Yes, exercise lowers blood pressure. This workout helps the most.

Yes, exercise lowers blood pressure. This workout helps the most.


Exercise offers a host of health benefits that range from strengthened muscles and bones to lowering cholesterol levels. Research shows that proper workouts can also build confidence, improve mental health, and help manage chronic health conditions. 

But perhaps the top benefit of regular exercise is that it’s good for your heart and significantly reduces your risk of heart disease. It does this, in part, by lowering your blood pressure. “Regular exercise makes the heart stronger, which has many benefits including improved blood pressure,” says Natalie Allen, MEd, RDN, a clinical associate professor and a team dietitian in the athletics department at Missouri State University. 

And an extra plus is that you a common form of exercise − walking − may be the best tool in your arsenal for lowering blood pressure.

Does exercise lower blood pressure?

In other words, exercise can lower one’s blood pressure – especially in individuals who do it often. “Those who engage in regular exercise tend to have lower blood pressure than those who live more sedentary lifestyles,” says Kelly Jones MS, RD, CSSD, a performance dietitian and owner and founder of Student Athlete Nutrition.  One caveat of this is that exercise doesn’t lower blood pressure while you’re working out because blood pressure actually increases during exercise to supply your muscles with the additional oxygen and blood flow they need. But once your heart rate returns to normal following the workout session, the benefits of prolonged exercise can be experienced. 

It’s also important to keep up with exercise to prevent blood pressure from rising again. High blood pressure, also called hypertension, can cause the arteries that supply blood and oxygen to the brain to burst or be blocked, causing a stroke, per The Centers for Disease Control and Prevention. Heart attack, heart failure, type 2 diabetes, kidney disease, and chest pain are other potential dangers associated with high blood pressure. 

How does exercise affect blood pressure? 

Exercise impacts blood pressure a number of different ways. One way is that regular exercise pushes the cardiorespiratory system to more efficiently deliver oxygen and nutrients to exercising muscles, which can help keep blood pressure levels normal, explains Jones.

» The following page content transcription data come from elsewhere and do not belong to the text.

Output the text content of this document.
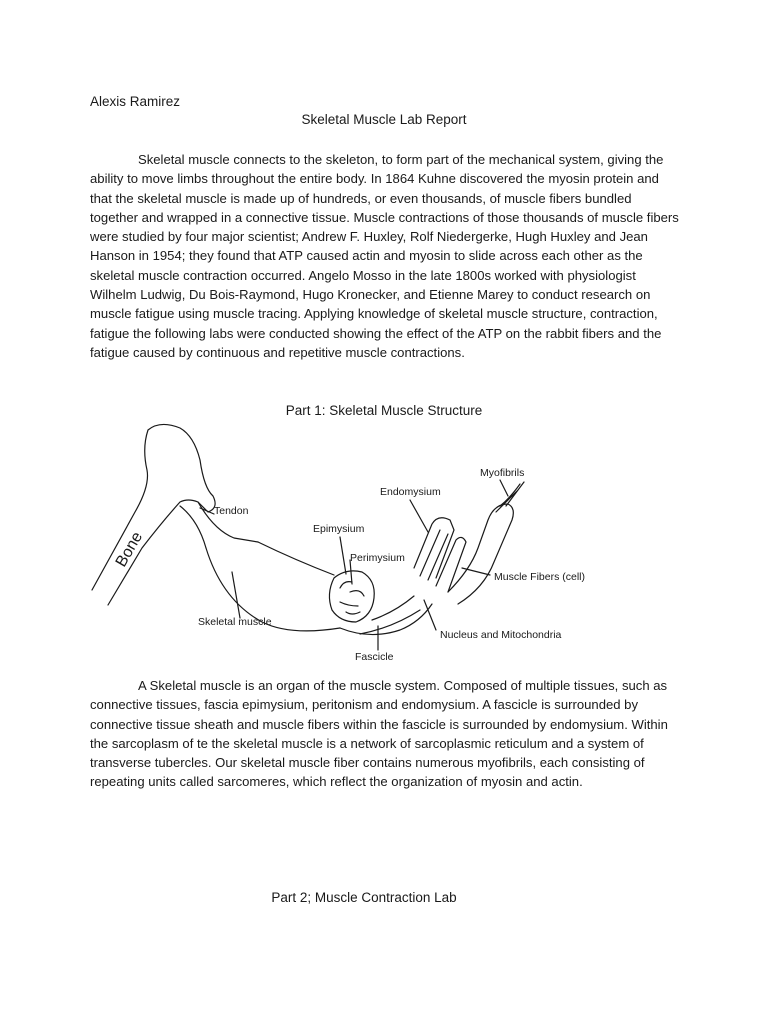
Alexis Ramirez
Skeletal Muscle Lab Report

Skeletal muscle connects to the skeleton, to form part of the mechanical system, giving the ability to move limbs throughout the entire body. In 1864 Kuhne discovered the myosin protein and that the skeletal muscle is made up of hundreds, or even thousands, of muscle fibers bundled together and wrapped in a connective tissue. Muscle contractions of those thousands of muscle fibers were studied by four major scientist; Andrew F. Huxley, Rolf Niedergerke, Hugh Huxley and Jean Hanson in 1954; they found that ATP caused actin and myosin to slide across each other as the skeletal muscle contraction occurred. Angelo Mosso in the late 1800s worked with physiologist Wilhelm Ludwig, Du Bois-Raymond, Hugo Kronecker, and Etienne Marey to conduct research on muscle fatigue using muscle tracing. Applying knowledge of skeletal muscle structure, contraction, fatigue the following labs were conducted showing the effect of the ATP on the rabbit fibers and the fatigue caused by continuous and repetitive muscle contractions.

Part 1: Skeletal Muscle Structure
Bone
Tendon
Epimysium
Perimysium
Endomysium
Myofibrils
Muscle Fibers (cell)
Skeletal muscle
Nucleus and Mitochondria
Fascicle

A Skeletal muscle is an organ of the muscle system. Composed of multiple tissues, such as connective tissues, fascia epimysium, peritonism and endomysium. A fascicle is surrounded by connective tissue sheath and muscle fibers within the fascicle is surrounded by endomysium. Within the sarcoplasm of te the skeletal muscle is a network of sarcoplasmic reticulum and a system of transverse tubercles. Our skeletal muscle fiber contains numerous myofibrils, each consisting of repeating units called sarcomeres, which reflect the organization of myosin and actin.

Part 2; Muscle Contraction Lab
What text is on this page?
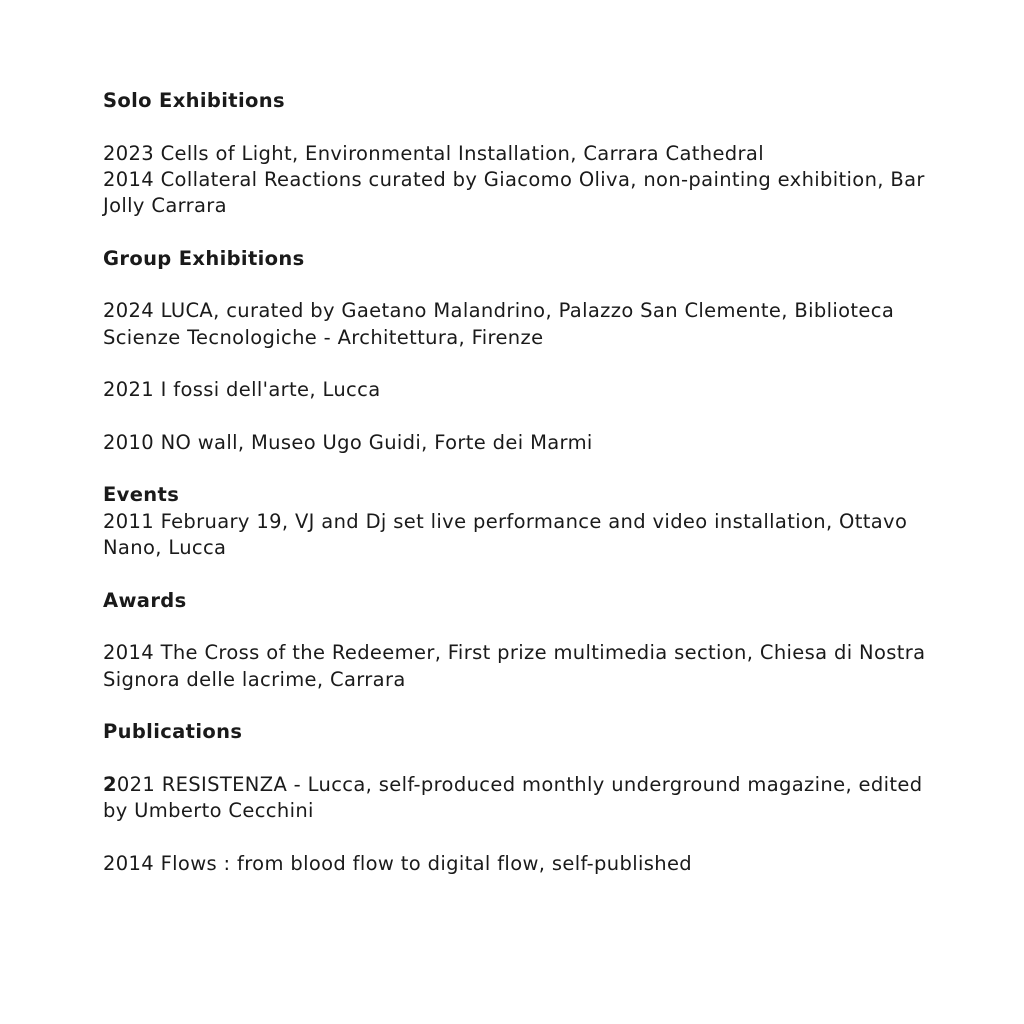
Solo Exhibitions

2023 Cells of Light, Environmental Installation, Carrara Cathedral

2014 Collateral Reactions curated by Giacomo Oliva, non-painting exhibition, Bar Jolly Carrara

Group Exhibitions

2024 LUCA, curated by Gaetano Malandrino, Palazzo San Clemente, Biblioteca Scienze Tecnologiche - Architettura, Firenze

2021 I fossi dell'arte, Lucca

2010 NO wall, Museo Ugo Guidi, Forte dei Marmi

Events

2011 February 19, VJ and Dj set live performance and video installation, Ottavo Nano, Lucca

Awards

2014 The Cross of the Redeemer, First prize multimedia section, Chiesa di Nostra Signora delle lacrime, Carrara

Publications

2021 RESISTENZA - Lucca, self-produced monthly underground magazine, edited by Umberto Cecchini

2014 Flows : from blood flow to digital flow, self-published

She adds that the increased movement of exercise-related blood flow can also “pick up, metabolize, and remove fat, cholesterol and other substances that have narrowed the space in your veins.” That removal, along with subsequent reductions in inflammation due to more regular exercise, “means more space for blood flow and therefore less pressure needed to move substances in the blood efficiently,” she says.

It’s a process that “trains the heart to pump with less effort,” says Lori Shemek, PhD, a certified nutritional consultant based in Dallas and author of “How to Fight FATflammation.” She adds that exercise also causes the body to release nitric oxide “which causes blood vessels to open wider for reduced force on the arteries and better blood flow.” 

Another related benefit of working out is that exercise causes us to sweat out some of the sodium in our bodies, “and excess sodium can cause high blood pressure in some individuals,” says Jones. 

And the benefits of exercise related to blood pressure aren’t nominal. “Research shows regular cardio exercise can effectively lower blood pressure by 5-8mm Hg,” says Allen. (Blood pressure is measured in millimeters of mercury, or mm Hg.) For context, a normal blood pressure reading should be less than 120/80 mm Hg and hypertension begins when one’s blood pressure reaches the 130–139/80–89 mm Hg range. So, a decrease in 5-8mm Hg can mean the difference between normal and elevated blood pressure. 

Which exercise is best for lowering blood pressure?

The best part is one’s exercise doesn’t have to be intense to reap these benefits. “You don’t have to spend hours at the gym or run a marathon to lower blood pressure,” says Shemek. She points to research that shows that walking just 3,000 steps a day can effectively lower blood pressure. Any other activity that gets one’s heart rate up can also help, but Shemek explains that cardio isn’t the only way to lower blood pressure. “Recent research shows exercises that engaging muscles without additional movement such as squats and planks may be best for lowering blood pressure,” she says. 

In addition to getting plenty of exercise, one’s diet plays a major role in preventing hypertension. Eating healthy is important for healthy weight management and obesity causes one to be nearly twice as likely to develop high blood pressure. Diets like the National Heart, Lung and Blood Institute’s DASH diet can also make a big difference by delivering key nutrients and avoiding foods associated with hypertension. DASH stands for Dietary Approaches to Stop Hypertension. It’s a diet that’s rich in fruits, vegetables and lean proteins and also limits sodium. “This diet has been well studied and research shows the nutrient make-up is critical to manage hypertension,” says Allen. 

Through healthy eating, regular exercise and avoidance of problematic behaviors, one can keep hypertension at bay. “A sedentary life, poor food choices, too much stress and inadequate sleep quality,” explains Shemek, “are all things that will increase your blood pressure.”